Fans of the popular DreamWorks animated film of 2001, the 1990 children’s book by William Steig on which it was based, and the 4-D attraction at Universal Studios’ theme park in Orlando have the opportunity to see their favorite green ogre and a host of other fairytale characters come to life right in their own community with the Ritz Theatre Company’s local production of SHREK THE MUSICAL. And they can even buy a pair of Shrek ears to take home with them from the concessions counter.
The narrative follows the adventures of Shrek (played by Craig Hutchings), a misanthropic swamp-dwelling ogre whose solitary life is disrupted when a group of storybook creatures arrive on his property after having been banished from the Kingdom of Duloc by the villainous little Lord Farquaad (Matt Reher).
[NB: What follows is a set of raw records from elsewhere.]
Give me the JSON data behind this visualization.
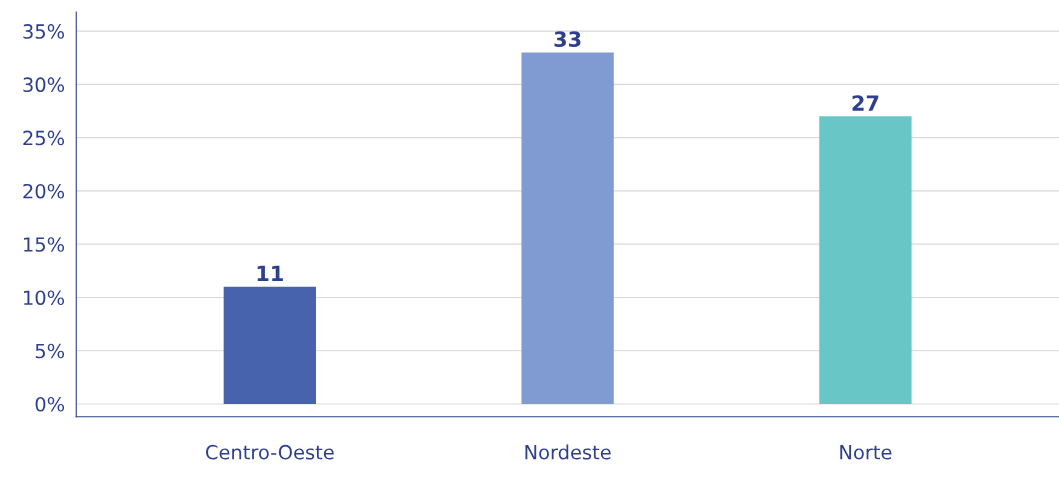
{
  "chart_data": {
    "type": "bar",
    "categories": [
      "Centro-Oeste",
      "Nordeste",
      "Norte"
    ],
    "values": [
      11,
      33,
      27
    ],
    "data_labels": true,
    "colors": [
      "#4763ad",
      "#7f9bd1",
      "#69c6c6"
    ],
    "ylim": [
      -1.2,
      36.8
    ],
    "yticks": [
      {
        "value": 0,
        "label": "0%"
      },
      {
        "value": 5,
        "label": "5%"
      },
      {
        "value": 10,
        "label": "10%"
      },
      {
        "value": 15,
        "label": "15%"
      },
      {
        "value": 20,
        "label": "20%"
      },
      {
        "value": 25,
        "label": "25%"
      },
      {
        "value": 30,
        "label": "30%"
      },
      {
        "value": 35,
        "label": "35%"
      }
    ],
    "grid": "y",
    "legend": false
  }
}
On his quest to regain his land, Shrek meets a talking Donkey (David M. Mooney), fights a fire-breathing Dragon (April Lindley), and rescues Princess Fiona (Megan Pisors) from the tower in which she has been imprisoned since childhood. They soon find they have more in common than she does with the Lord who intends to marry her, as her secret curse is revealed and Shrek’s life is forever changed.
The two-act, two-and-a-half-hour Broadway show by Jeanine Tesori (music) and David Lindsay-Abaire (book and lyrics) makes for an ambitious undertaking; the Ritz features a 21-person ensemble (directed by Ernie Jewell), 20 musical numbers (vocal direction by Mario Marzullo), dancing (choreograph by Kelly Rosado), puppets (courtesy of Hob Hollow Studios), a big set (Kris Clayton and Ernie Jewell), and colorful lighting (Chris Miller), make-up, and costumes (by Tina Marie Heinze; Hutchings alone requires two hours before each performance to be transformed into the titular character).
Most entertaining among the scenes is Act II’s joyful tap dance by Fiona, backed by a chorus line of frisky animals, and the ebullient rendition of “I’m a Believer”–The Monkees’ 1966 hit song by Neil Diamond–that closes the show. But aside from all the spectacle and abundance (and some crude segments of the ogres passing gas and belching), the story contains an important message for kids: to find the beauty within, because even those who are different deserve to be treated with respect, to feel self-esteem, to have friends they can count on, and to find true love. That’s a good lesson for everyone to learn. [915 White Horse Pike, Haddon Twp., NJ] July 9-August 2, 2015; ritztheatreco.org.